The Border Raiders / Reivers, Scottish and English, raided farms and towns along the borders from the 1200s to the 1600s. From the early 1700s, the area became a safer place.

The Market Square used to hold the town gallows. There is another plaque here stating there was a young local girl hung at this location for marrying a Scotsman in 1597, the Scotsman was also hung.

Haltwhistle Centre image

The image below is from the Market Place looking east with the Centre of Britain Hotel on the left, and Manor House Inn on the right, both popular with tourists to the area.

Centre of Britain Hotel Haltwhistle image

Haltwhistle History

The earliest recorded history of Haltwhistle is of Paulinus (Roman missionary and the first Bishop of York) who tried to to convert the inhabitants of Haltwhistle and surrounding area to Christianity between 625 and 632.

1100s, the earliest parts of the Church of the Holy Cross are built in the town centre.
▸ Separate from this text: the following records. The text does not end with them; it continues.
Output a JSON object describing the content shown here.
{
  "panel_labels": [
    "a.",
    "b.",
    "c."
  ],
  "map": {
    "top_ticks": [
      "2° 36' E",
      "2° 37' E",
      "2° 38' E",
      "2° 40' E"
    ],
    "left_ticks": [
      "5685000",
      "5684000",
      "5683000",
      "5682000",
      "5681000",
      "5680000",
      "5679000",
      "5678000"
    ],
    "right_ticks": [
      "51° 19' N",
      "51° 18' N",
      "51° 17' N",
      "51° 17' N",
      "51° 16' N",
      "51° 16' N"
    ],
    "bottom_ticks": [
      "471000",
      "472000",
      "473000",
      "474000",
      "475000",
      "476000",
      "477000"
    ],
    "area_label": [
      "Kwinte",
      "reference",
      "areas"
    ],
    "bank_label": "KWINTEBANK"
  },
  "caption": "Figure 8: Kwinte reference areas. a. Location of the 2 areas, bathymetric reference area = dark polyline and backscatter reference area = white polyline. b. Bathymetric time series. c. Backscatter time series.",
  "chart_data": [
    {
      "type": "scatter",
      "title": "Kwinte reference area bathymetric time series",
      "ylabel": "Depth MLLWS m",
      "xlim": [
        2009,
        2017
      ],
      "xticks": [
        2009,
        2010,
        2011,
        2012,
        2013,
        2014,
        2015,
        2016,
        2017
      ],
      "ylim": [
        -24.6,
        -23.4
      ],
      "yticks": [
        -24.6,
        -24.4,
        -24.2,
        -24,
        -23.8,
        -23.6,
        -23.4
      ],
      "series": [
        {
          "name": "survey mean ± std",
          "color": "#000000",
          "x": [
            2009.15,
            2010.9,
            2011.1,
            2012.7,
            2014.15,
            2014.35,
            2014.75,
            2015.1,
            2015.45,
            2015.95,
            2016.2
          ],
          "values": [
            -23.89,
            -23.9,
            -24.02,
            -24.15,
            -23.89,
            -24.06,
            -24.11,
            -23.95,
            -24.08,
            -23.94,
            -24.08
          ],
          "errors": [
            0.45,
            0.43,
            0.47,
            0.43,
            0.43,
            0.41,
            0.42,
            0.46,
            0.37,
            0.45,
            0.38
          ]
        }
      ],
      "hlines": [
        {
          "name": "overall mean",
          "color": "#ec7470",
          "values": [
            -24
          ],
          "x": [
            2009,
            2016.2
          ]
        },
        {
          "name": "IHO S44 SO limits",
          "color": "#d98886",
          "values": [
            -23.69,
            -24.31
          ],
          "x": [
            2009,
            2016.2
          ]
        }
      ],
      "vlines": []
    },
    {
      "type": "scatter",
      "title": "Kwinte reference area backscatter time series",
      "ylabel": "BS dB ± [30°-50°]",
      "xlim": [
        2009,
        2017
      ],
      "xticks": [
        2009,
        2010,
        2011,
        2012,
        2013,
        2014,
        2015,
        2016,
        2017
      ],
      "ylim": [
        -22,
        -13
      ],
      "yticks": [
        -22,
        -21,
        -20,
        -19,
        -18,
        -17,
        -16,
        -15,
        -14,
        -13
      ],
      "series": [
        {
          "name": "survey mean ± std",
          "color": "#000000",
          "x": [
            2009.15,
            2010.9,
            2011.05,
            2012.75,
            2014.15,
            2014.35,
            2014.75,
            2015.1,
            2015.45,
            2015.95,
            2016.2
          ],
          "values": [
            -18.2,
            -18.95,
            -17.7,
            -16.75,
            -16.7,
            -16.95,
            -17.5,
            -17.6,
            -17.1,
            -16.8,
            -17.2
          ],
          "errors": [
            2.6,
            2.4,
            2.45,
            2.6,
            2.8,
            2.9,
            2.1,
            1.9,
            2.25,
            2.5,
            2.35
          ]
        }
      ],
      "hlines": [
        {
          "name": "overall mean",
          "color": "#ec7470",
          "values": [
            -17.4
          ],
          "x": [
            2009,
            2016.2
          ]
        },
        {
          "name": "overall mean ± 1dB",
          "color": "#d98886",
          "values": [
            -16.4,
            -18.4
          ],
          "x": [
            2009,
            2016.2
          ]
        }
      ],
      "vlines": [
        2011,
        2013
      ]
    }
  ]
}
The church holds the tomb of the crusader Thomas de Blenkinsopp, who died in 1388.

1200s, Haltwhistle and surrounding areas are regularly attacked by Border Reivers or Raiders. These raiders were Scottish and English, raiding farms and towns over the following 4 hundred years.

Many houses built in Haltwhistle up to the 1700s have fortifiactions.

1207, Haltwhistle is granted the right to hold weekly markets by King John. The market place becomes the centre of town, is used for bull bating, and holds gallows for puplic executions.

1306, King Edward I, stayed in the town while leading his army into Scotland to try and defeat Robert the Bruce, who had just claimed himself King of Scotland during the Scottish Wars of Independance.

1597, a young local woman and her Scottish husband are hung at the Market Square, as marriage between English and Scots was seen as unaceptable at the time.

1598, Haltwhistle is raided by the Scottish Border Reivers - the Armstrongs of Liddesdale, in daylight, burning houses, killing many residents, and making off with cattle.

1603, King James VI of Scotland is crowned King of England, becoming King James I of England, the start of the Stuart dynasty that ruled England until 1714.

King James I put an end to the Border Reivers, making the area a safer place.

1707, Queen Anne manages to pass the Acts of Union, that sees England and Scotland united as a single sovereign state known as Great Britain.

The Acts of Union see Scotland and England become safer places, leading to more travel between the two countries, with greater wealth for the border towns.

1838, the Newcastle to Carlisle railway reached Haltwhistle.

1861, the Town Hall was built, now used by the County Police.

1944, a large military base is opened at Featherstone Castle by Haltwhistle for American troops during World Warr Two 1939 - 1945. These troops were amassing in England for the invasion of France in June 1944.

1945 - 1948, the military base at Haltwhistle is used as a German and Italian Prisoner of War Camp, holding around 7000 oficers and men.

Today, Haltwhistle is a quiet scenic town popular for tourists visiting Hadrian's Wall, or stopping off for a break while traveling between Carlisle and Newcastle.